My Wife stopped taking my phone calls again. We are right back to the attitude and feelings from the beginning of the separation. Up until last week we had made progress, well at least i thought so. I had to let her know that i felt like she was using me to pay her bills and fix her car while she wasn't living at home. She said that she shouldn't have let her guard down with me. What does that mean? Well today i tried to let her know that she has mail her for her after i stopped it from being delivered to our home. She wont answer the phone or answer my text. What now?


----------



## Lostouthere (Aug 24, 2011)

Bro if you havent read the 180 read it and apply it starting now.


----------



## nice777guy (Nov 23, 2009)

JAYBLACK973 said:


> My Wife stopped taking my phone calls again. We are right back to the attitude and feelings from the beginning of the separation. Up until last week we had made progress, well at least i thought so. I had to let her know that i felt like she was using me to pay her bills and fix her car while she wasn't living at home. She said that she shouldn't have let her guard down with me. What does that mean? Well today i tried to let her know that she has mail her for her after i stopped it from being delivered to our home. She wont answer the phone or answer my text. What now?


When I was in your shoes - people here would point out that my wife would allow us to make "just enough" progress to keep me hanging on.

The comment about letting her guard down might as well be baby talk - its meaningless. Its meant to keep you off guard.

Read about the 180 - and take a look at some of the things about Niceguys and Manning Up that are posted in the Men's Clubhouse. There's some nonsense in there - but also a lot of good stuff too. Stuff to consider.

But it certainly sounds like she got the help she wanted from you, and is done with you until you are needed again.

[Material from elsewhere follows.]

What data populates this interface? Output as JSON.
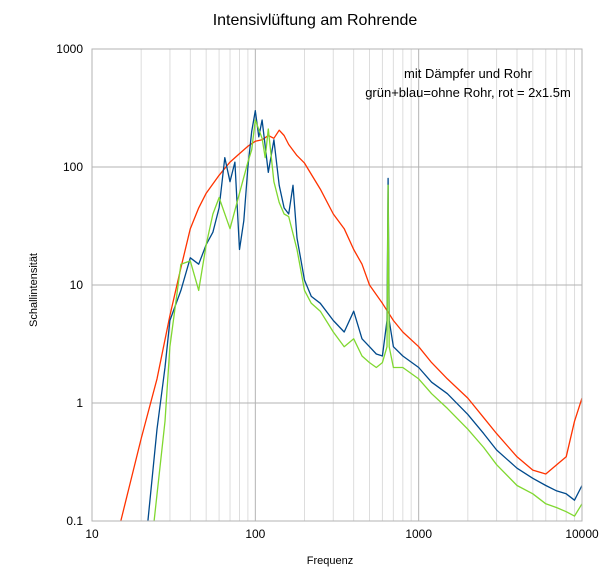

Sucks - but it happens. Sorry...


----------



## JAYBLACK973 (Feb 21, 2011)

We did this months ago. I got so tired of her not answering my calls or text. I just did what me the MC said to do is leave her alone for a month or 2. i didn't bother her and then i began to hear from her almost twice or more a day. As i am typing this she just texted back, i just read it and moved on. This is so freaking frustrating and i have shared my anger and frustration with her about our situation aka marriage. Way too much BS to deal with her.


----------



## aug (Aug 21, 2011)

She's doing the 180 on you. 


And you are letting her get to you.


----------



## JAYBLACK973 (Feb 21, 2011)

Maybe she is. I know that i'm going back to no contact for a couple of weeks. I go on vacation in a couple of weeks so i need to stay away from negative stuff and focus on the positive and having a bit of fun..


----------



## Lostouthere (Aug 24, 2011)

Stay NC


----------